«Y esto, conociendo el tiempo, que es ya hora de levantarnos del sueño, porque ahora está más cerca de nosotros nuestra salvación que cuando creímos»
Romanos 13:11
ES HOY, MÁS QUE NUNCA. Ahora es el momento. Muchos no prestan mayor atención al tiempo. Creen que es accesible en todo momento; olvidan sus compromisos, llegan siempre tarde o no llegan, total: «Mañana será otro día”. A menudo nos cargamos de razones, que no son más que excusas, por mucho que las disfracemos.
“Cuando consideramos en qué momento debiéramos comenzar, a menudo es demasiado tarde para actuar» (Cervantes). «Cuando pienso en el futuro, siempre viene demasiado tarde» (Einstein). Al preguntar a Alejandro Magno cuál era el secreto de sus conquistas, respondió: «Estar siempre a tiempo y no demorarse nunca».

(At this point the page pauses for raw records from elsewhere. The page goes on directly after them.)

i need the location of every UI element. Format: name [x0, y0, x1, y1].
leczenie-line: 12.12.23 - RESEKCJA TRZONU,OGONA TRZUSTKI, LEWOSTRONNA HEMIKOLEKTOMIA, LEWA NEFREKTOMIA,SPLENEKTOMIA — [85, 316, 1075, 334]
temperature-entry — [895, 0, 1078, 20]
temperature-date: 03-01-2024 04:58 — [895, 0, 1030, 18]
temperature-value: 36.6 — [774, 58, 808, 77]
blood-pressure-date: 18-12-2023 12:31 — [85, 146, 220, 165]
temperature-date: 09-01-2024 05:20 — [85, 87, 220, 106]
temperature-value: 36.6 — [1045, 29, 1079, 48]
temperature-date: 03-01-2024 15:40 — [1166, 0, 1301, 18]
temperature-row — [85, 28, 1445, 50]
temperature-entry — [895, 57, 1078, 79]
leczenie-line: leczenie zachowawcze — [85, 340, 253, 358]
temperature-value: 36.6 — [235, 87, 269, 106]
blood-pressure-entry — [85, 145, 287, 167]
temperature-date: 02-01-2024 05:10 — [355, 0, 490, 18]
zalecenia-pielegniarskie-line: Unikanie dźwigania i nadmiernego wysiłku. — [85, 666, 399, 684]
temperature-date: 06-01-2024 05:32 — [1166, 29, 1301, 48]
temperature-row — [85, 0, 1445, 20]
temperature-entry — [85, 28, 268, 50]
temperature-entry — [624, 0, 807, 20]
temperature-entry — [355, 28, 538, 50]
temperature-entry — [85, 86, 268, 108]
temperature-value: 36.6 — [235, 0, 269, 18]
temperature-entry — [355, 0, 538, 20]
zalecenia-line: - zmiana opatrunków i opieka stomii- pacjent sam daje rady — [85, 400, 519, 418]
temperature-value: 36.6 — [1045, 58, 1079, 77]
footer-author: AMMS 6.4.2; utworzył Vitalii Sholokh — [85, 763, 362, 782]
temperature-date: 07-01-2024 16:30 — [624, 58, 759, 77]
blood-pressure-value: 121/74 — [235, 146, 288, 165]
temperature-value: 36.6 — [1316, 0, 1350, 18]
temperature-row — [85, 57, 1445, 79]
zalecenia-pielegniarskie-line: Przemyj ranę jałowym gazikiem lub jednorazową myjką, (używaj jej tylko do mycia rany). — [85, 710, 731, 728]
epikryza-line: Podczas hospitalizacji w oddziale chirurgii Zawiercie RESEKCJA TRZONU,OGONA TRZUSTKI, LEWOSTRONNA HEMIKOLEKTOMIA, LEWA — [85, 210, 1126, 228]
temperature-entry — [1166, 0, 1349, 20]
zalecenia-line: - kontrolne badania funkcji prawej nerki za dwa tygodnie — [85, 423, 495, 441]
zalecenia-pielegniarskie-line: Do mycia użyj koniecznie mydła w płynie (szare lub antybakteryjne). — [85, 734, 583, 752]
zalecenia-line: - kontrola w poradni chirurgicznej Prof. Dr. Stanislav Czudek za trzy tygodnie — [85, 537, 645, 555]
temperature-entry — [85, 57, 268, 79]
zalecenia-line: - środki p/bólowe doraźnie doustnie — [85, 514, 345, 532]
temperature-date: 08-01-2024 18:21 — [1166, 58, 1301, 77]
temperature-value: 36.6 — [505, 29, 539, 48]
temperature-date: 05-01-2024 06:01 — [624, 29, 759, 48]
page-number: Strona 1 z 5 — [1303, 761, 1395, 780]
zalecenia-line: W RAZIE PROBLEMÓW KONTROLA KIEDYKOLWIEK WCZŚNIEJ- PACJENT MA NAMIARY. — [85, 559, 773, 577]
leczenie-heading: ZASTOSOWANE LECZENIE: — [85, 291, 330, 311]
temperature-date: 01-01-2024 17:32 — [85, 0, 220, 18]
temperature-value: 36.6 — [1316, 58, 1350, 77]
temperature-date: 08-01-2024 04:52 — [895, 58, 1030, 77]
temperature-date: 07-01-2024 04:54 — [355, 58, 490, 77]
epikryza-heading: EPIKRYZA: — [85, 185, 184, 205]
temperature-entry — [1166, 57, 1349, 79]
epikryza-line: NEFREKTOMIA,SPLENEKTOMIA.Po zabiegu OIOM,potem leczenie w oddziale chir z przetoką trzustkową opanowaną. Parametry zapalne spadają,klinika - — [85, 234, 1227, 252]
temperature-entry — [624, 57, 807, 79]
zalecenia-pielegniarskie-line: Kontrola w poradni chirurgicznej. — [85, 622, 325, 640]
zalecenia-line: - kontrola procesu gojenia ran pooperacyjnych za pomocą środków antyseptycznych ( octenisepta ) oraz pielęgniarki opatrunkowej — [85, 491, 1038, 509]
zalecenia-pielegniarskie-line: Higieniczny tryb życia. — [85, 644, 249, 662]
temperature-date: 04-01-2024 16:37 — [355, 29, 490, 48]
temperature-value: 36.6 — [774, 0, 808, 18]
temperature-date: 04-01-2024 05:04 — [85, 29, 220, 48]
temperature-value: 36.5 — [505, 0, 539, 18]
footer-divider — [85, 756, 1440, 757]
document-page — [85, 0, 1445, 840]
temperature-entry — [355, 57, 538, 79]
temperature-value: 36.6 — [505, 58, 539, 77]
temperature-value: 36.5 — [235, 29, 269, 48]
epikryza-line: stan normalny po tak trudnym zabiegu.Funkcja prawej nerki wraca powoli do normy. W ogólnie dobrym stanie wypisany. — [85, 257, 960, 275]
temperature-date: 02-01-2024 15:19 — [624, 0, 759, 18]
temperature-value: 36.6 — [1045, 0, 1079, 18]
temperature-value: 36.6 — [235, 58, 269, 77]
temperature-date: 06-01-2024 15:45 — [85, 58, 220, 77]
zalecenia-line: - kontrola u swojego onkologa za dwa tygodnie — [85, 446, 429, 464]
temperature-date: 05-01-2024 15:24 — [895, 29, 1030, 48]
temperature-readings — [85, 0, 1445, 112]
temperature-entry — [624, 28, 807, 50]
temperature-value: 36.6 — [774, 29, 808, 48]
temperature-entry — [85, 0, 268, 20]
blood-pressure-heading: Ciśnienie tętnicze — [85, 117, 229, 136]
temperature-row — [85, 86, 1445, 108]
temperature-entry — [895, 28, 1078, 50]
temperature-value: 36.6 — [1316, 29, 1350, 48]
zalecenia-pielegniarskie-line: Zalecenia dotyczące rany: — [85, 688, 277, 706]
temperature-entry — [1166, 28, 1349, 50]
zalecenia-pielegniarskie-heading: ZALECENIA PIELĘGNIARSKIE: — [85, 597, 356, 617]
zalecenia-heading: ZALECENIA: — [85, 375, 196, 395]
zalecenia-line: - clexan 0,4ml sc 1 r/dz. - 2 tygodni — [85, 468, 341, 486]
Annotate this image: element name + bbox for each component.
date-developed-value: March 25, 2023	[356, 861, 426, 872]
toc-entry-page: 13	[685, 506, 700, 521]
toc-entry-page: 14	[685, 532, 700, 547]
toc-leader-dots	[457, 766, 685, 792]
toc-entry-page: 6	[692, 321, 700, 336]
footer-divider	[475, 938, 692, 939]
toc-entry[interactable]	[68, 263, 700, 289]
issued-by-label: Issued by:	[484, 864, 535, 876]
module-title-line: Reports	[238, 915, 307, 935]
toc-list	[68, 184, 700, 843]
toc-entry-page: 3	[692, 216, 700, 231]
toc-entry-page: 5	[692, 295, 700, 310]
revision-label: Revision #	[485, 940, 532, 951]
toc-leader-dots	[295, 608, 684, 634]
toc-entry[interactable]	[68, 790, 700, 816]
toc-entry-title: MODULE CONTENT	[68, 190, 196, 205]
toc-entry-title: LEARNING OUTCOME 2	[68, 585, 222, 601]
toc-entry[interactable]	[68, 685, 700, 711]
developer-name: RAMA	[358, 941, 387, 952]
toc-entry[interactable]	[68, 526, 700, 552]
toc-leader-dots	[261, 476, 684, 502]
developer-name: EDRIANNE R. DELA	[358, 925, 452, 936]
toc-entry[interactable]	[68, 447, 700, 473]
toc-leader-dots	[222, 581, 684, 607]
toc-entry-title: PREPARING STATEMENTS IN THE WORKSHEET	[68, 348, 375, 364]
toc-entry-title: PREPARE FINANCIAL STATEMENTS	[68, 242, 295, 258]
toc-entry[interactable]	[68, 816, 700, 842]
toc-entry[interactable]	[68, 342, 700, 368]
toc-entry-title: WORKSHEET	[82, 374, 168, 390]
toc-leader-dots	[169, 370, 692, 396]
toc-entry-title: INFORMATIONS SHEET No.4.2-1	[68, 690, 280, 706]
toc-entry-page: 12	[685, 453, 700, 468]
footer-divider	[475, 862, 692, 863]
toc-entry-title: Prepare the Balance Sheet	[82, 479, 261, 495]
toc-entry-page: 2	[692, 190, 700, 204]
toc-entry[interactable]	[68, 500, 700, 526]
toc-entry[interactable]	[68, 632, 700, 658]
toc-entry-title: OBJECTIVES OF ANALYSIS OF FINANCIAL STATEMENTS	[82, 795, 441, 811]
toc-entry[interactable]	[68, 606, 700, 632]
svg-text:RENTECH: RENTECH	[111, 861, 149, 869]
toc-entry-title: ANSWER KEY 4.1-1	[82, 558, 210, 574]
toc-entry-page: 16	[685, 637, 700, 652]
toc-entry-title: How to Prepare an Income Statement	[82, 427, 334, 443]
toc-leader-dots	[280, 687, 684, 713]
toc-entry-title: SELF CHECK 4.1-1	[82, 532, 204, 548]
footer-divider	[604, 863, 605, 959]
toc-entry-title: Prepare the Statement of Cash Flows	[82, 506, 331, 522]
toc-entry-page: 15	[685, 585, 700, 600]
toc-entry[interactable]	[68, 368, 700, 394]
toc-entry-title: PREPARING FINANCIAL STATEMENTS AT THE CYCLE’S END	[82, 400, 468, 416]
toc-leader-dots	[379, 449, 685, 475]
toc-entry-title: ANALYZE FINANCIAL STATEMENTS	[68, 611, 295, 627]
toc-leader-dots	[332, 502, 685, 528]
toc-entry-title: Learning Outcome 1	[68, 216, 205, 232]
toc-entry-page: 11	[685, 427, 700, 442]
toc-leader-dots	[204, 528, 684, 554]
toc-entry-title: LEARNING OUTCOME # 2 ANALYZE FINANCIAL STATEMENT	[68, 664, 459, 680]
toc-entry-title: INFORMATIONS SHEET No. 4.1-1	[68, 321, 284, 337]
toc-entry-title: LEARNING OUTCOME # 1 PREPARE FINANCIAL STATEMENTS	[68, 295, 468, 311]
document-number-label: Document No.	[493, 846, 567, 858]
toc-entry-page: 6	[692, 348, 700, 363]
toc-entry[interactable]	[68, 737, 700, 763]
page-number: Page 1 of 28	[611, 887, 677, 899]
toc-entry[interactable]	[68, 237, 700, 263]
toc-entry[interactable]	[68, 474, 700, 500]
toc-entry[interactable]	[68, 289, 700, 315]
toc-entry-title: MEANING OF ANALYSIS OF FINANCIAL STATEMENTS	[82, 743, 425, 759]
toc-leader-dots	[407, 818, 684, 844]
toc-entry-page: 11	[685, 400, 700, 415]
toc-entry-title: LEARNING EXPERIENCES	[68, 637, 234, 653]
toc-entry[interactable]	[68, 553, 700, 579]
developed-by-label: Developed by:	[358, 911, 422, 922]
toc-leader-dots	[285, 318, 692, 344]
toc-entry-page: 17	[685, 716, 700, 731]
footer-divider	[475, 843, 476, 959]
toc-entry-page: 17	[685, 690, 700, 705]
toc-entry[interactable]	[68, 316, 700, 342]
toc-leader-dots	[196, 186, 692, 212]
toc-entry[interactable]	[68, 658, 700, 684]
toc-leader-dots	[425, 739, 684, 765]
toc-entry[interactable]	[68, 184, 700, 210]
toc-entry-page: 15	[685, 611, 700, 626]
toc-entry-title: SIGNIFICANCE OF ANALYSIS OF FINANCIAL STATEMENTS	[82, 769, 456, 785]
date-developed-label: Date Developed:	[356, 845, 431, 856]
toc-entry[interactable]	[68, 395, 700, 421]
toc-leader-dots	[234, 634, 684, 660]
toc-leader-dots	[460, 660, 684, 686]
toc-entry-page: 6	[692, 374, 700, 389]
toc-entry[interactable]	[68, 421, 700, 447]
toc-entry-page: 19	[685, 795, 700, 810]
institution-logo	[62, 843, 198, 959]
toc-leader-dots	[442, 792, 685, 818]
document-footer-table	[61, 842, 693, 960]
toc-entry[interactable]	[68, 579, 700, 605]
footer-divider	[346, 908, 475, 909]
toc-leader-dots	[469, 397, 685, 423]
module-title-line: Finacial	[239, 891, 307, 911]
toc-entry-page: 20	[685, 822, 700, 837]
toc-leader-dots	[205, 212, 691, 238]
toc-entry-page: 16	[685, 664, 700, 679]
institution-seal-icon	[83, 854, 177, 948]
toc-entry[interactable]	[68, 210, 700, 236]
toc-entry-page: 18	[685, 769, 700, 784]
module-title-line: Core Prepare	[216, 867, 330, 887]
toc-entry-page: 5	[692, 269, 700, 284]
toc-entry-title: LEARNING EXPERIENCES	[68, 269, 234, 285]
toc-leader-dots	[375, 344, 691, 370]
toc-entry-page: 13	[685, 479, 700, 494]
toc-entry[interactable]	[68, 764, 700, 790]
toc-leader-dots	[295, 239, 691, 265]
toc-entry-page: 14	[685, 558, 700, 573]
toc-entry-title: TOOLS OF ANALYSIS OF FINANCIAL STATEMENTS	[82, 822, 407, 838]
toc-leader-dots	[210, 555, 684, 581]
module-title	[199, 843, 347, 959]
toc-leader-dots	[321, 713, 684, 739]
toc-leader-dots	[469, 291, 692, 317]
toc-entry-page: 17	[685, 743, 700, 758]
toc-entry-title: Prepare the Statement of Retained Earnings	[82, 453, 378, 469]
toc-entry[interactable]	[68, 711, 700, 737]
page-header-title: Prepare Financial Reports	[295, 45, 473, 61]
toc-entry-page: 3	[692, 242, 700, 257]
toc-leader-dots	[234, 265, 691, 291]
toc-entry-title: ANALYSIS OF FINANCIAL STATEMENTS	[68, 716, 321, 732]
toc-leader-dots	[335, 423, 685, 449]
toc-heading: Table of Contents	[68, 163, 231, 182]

Dwight Moody (1837-1899), el famoso evangelista, fundador del Instituto Científico Moody, que resaltaba al Dios creador y sustentador del universo, mostrando como en cada disputa entre la ciencia y la Palabra, finalmente la Biblia siempre tenía razón. En el comienzo de su ministerio, solía terminar sus predicaciones con este mensaje: «Vayan a casa, piensen y resuelvan qué hacer con el asunto analizado», hasta aquella trágica y famosa noche del incendio en Chicago, una de las mayores tragedias del siglo XIX en Estados Unidos.
En un garito, un grupo escondido en un establo e iluminado por un farol, un apostador llamado Louis M. Cohn derribó la lámpara y prendió fuego la paja. Las llamas se propagaron de forma muy veloz y en 48 horas destruyeron 18.000 edificios, 100.000 personas quedaron en situación de pobreza y 300 murieron. Cohn culpó a una vaca que derribó accidentalmente el farol, pero abrumado por la culpa finalmente él mismo confesó su responsabilidad, dejando a la ciudad de Chicago un generoso donativo y una carta de su puño y letra en la que confesaba la verdad poco antes de su muerte, a los 89 años.
Muchos, que había escuchado a Moody aquella tristísima noche, perecieron en el incendio. Desde ese día Moody nunca más admitió tomarse un día para pensar. Es aquí y ahora. Si hay una decisión que tomar, un hábito que dejar, una verdad que vivir o una acción que realizar…
Todo es ¡ahora mismo! El único latido de corazón que nos pertenecen está latiendo ahora mismo. «Desear ser bondadosos y santos es rectísimo; pero si no pasamos de eso, de nada nos valdrá.
Muchos se perderán esperando y deseando ser cristianos. No llegan al punto de entregar su voluntad a Dios. No se deciden a ser cristianos ahora» (El camino a Cristo, p. 48). Señor, ayúdame a vivir como tu hijo ¡ahora mismo!